O homem e a dona da caverna estão ansiosos. Eles esperam a data de voltar à Igreja. Carlos quer ser reintegrado à religião e Juliana vai ser batizada. Isso é motivo de festa. Na caixa de papelão onde guardam os alimentos que ganham, e que sempre está sob vigia permanente por causa dos ratos, estão as duas latas de leite condensado e o pacote de coco ralado. Eles são parte da receita de um bolo que a irmã de Carlos prometeu fazer para a festa no dia tão esperado. O próximo passo já está pensado. Mesmo "embolados", como dizem, querem se casar.
A caverna é grande, tem seis espaçosas peças. Só o banheiro é mais improvisado que o resto. O banho de mangueira é frio e as necessidades são feitas em sacolas plásticas, que vão parar no valão vizinho. Existe até quarto de hóspedes para receber os parentes vindos do Interior. Uma rústica cama guarda dois colchões, para visitas maiores. A luz das lâmpadas esquenta o ambiente colorido pelas cores dos diversos tipos de madeira que encontram para paredes. O teto é baixo, aliás, muito baixo. É impossível caminhar ereto. A posição arqueada, de como alguém que sofre de dores lombares, é inevitável. Além disso, é escuro. Preto da bruma de fumaça. Mas a limpeza que aplicam ao ambiente faz com que a casa não seja fedorenta. Forte é o cheiro da madeira que queima no fogão a lenha usado quando o gás do outro fogão de duas bocas acaba. Carlos compra o gás, um pedaço de carne, e quando dá, um "agradinho pra Juli", com o que ganha da venda do que cata e do artesanato que faz. Ele é um exímio montador de barcos e navios dentro de garrafas de vidro.

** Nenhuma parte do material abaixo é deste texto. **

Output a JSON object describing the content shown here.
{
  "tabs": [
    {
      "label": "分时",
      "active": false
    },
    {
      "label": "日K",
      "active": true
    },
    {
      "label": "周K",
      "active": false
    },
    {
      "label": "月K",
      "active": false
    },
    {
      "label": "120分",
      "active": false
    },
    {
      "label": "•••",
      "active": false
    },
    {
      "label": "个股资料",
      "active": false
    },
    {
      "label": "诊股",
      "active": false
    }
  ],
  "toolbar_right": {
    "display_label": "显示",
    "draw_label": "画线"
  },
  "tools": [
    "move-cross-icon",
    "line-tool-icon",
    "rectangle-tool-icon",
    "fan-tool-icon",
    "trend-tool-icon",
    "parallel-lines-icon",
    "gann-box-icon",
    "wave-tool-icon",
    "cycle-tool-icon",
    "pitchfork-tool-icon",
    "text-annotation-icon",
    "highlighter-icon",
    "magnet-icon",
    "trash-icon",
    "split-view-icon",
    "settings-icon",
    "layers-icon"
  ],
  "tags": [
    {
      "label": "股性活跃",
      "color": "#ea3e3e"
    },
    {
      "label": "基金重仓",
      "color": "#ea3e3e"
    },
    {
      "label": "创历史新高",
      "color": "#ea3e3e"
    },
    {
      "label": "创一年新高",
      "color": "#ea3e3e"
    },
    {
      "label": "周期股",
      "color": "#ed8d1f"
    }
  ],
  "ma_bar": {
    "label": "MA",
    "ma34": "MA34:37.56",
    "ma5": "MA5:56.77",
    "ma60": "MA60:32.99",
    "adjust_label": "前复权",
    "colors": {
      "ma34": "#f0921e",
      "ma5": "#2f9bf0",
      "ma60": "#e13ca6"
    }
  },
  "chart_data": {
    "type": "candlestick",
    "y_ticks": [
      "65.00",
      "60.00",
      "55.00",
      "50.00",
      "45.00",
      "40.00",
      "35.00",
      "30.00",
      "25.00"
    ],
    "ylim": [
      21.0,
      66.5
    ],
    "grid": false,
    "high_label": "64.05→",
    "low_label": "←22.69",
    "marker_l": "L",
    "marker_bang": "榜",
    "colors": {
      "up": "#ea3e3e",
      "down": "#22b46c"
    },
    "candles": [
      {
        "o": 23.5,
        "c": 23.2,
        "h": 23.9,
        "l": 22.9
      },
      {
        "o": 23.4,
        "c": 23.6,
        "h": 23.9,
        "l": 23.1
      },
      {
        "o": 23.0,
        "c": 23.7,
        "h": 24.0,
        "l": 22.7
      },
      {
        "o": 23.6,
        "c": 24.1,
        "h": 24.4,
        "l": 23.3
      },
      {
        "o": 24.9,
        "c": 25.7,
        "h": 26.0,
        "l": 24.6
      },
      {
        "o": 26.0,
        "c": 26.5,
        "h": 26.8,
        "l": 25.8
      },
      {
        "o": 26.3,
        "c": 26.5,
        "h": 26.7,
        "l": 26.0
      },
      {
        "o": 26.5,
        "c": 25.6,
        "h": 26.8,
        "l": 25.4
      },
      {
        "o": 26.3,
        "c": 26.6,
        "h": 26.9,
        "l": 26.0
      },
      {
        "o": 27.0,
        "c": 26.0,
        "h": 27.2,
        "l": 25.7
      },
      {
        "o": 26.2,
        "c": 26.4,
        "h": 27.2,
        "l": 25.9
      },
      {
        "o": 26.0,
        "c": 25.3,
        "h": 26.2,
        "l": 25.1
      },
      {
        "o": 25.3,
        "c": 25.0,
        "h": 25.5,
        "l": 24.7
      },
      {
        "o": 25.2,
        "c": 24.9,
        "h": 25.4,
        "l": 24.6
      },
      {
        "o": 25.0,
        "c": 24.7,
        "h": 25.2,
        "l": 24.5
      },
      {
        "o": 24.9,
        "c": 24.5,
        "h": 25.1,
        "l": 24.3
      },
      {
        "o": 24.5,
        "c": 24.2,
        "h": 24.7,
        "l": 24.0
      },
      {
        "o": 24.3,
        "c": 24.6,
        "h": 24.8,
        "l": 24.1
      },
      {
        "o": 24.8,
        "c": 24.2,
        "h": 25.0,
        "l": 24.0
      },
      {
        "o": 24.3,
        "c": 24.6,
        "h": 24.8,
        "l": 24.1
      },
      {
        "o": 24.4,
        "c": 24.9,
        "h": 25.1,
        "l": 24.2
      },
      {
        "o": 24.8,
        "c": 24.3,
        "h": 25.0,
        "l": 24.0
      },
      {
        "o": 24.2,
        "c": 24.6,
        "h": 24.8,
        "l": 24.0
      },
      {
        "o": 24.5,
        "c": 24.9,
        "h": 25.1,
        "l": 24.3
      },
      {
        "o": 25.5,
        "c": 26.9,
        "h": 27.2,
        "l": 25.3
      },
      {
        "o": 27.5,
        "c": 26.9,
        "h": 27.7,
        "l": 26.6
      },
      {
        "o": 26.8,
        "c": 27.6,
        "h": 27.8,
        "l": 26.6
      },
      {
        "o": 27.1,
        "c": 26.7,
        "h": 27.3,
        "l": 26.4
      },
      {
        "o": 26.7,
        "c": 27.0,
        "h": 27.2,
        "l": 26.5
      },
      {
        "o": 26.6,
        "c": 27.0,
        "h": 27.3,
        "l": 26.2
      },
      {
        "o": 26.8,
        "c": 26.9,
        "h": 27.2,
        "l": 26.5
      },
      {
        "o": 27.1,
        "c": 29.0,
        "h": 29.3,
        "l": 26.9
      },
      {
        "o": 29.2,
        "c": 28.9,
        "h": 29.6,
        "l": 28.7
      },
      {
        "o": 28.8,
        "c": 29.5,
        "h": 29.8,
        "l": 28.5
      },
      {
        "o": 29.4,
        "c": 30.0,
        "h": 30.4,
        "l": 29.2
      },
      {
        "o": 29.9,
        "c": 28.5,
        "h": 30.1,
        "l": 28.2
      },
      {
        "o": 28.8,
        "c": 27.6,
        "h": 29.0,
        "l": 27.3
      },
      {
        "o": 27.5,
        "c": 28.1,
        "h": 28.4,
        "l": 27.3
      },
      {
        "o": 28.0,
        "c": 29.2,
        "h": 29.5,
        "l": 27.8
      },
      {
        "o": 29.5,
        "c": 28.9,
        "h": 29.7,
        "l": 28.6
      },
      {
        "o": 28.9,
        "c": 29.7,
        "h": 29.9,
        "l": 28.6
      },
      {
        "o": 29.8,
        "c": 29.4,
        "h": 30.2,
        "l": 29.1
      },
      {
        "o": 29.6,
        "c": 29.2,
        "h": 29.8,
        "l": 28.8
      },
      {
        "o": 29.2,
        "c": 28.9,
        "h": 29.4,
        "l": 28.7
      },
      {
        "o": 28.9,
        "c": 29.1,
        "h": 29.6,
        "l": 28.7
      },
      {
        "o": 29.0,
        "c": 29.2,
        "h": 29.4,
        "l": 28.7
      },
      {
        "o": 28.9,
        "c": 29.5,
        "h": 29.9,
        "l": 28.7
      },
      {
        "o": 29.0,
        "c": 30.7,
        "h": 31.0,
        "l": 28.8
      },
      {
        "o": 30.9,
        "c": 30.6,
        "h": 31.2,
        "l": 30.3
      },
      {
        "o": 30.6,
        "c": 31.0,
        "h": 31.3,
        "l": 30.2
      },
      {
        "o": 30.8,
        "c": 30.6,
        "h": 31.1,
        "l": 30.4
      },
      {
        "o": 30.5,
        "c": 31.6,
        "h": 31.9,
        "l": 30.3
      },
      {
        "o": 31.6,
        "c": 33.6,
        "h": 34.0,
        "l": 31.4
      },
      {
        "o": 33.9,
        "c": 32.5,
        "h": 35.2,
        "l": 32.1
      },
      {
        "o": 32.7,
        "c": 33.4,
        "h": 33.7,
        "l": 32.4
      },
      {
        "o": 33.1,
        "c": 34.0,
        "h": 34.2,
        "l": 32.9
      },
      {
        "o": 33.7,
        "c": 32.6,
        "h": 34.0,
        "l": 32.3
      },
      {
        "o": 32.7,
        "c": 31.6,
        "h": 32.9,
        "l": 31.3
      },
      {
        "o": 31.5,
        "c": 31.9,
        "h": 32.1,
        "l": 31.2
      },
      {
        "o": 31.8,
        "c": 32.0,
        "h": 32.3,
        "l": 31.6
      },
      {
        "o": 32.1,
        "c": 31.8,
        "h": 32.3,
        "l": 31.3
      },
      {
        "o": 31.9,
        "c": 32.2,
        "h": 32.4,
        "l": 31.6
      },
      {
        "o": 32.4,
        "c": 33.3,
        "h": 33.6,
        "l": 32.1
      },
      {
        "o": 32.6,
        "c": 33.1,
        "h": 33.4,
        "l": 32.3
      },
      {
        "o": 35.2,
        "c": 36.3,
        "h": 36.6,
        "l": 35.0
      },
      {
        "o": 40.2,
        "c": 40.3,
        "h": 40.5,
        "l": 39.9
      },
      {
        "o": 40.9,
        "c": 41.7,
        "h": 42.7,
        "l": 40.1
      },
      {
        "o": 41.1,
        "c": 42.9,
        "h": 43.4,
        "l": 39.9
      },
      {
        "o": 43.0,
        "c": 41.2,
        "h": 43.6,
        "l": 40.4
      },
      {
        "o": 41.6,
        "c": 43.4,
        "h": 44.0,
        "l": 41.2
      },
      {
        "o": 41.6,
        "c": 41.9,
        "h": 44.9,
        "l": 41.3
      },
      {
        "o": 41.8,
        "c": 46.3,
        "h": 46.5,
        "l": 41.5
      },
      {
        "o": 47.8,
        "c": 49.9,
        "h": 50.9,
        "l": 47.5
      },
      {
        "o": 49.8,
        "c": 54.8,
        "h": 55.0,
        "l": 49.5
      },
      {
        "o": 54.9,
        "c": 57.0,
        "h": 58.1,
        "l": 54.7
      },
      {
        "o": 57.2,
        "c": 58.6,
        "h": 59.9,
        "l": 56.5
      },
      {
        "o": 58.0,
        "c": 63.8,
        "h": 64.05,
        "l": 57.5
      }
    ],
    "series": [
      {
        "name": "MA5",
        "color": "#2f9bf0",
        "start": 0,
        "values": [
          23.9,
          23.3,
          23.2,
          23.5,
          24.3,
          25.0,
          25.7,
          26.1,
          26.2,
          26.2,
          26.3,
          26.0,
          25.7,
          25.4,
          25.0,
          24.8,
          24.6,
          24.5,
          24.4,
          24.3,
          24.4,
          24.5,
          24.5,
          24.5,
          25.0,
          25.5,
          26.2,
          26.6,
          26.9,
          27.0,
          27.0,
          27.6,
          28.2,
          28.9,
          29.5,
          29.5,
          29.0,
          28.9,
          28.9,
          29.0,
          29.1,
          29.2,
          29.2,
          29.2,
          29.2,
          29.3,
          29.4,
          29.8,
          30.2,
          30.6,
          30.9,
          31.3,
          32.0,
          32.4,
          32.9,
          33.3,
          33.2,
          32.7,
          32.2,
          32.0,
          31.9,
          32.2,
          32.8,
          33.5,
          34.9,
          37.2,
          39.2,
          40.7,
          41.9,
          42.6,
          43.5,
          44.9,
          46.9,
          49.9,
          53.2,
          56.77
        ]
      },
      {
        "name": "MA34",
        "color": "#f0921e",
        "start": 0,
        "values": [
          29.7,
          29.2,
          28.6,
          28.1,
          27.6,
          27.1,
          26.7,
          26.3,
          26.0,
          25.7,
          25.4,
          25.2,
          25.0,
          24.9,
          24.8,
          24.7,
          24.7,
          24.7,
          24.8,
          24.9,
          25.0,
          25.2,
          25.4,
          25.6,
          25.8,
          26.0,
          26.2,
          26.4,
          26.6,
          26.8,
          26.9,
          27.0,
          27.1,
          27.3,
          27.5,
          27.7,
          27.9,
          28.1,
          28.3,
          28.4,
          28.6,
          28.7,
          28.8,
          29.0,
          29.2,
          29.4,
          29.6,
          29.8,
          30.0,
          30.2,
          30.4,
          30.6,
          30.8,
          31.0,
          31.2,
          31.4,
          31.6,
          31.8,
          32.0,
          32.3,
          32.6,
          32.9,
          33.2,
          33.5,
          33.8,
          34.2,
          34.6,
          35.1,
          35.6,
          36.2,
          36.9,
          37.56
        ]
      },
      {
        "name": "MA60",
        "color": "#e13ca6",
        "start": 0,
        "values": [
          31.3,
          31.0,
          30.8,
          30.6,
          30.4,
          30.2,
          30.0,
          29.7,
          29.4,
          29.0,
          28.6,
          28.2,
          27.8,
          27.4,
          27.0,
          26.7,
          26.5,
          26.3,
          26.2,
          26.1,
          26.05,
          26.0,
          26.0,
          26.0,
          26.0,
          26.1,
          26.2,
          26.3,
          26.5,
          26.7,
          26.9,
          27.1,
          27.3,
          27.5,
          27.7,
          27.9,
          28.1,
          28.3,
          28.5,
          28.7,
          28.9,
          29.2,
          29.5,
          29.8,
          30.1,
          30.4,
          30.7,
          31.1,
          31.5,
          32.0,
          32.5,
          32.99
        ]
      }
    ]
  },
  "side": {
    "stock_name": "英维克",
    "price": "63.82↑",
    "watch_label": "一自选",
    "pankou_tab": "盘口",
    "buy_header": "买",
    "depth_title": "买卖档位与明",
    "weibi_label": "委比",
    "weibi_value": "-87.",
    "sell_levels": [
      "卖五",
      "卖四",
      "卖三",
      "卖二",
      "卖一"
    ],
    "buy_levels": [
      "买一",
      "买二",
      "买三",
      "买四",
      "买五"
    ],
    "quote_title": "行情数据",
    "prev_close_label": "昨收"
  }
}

Mas o homem da caverna sonha em sair dali. Juliana também. Os dois querem uma casa com banheiro decente. Carlos quer pendurar na cerca em frente à casa a placa com os dizeres "serviço de pedreiro e carpinteiro". Sente na pele o preconceito de quem não o contrata por viver ali. Juliana quer reconquistar a dignidade com endereço, CEP e um local sem o barulho do tráfego dos caminhões. Quem passa pela BR 116, e nota as roupas do varal, penduradas e cheirosas a sabão de glicerina, entre Canoas e Esteio, não pode mais tratar Carlos e Juliana como seres invisíveis. Estão ali não porque querem, mas porque só ali conseguiram ficar.
3 comentários:
Parabéns pelo blog e pelas fotos. É uma pena que existam tantos Carlos e Julianas não só entre Canoas e Esteios.
Abraços!
Grande fotos, baita texto. Estava inspirado, hein, Marenco?(risos)
ah.. eu sou suspeita já! rss. mas essa matéria está incrível. eu estou dizendo, você vai ser meu ídolo quando eu terminar de ver todas suas fotos e ler seu blog. rss.
incrível.. tudo tem algo a ser transmitido, a ser passado, algo pra se aprender. e esse casal com certeza é exemplo disso.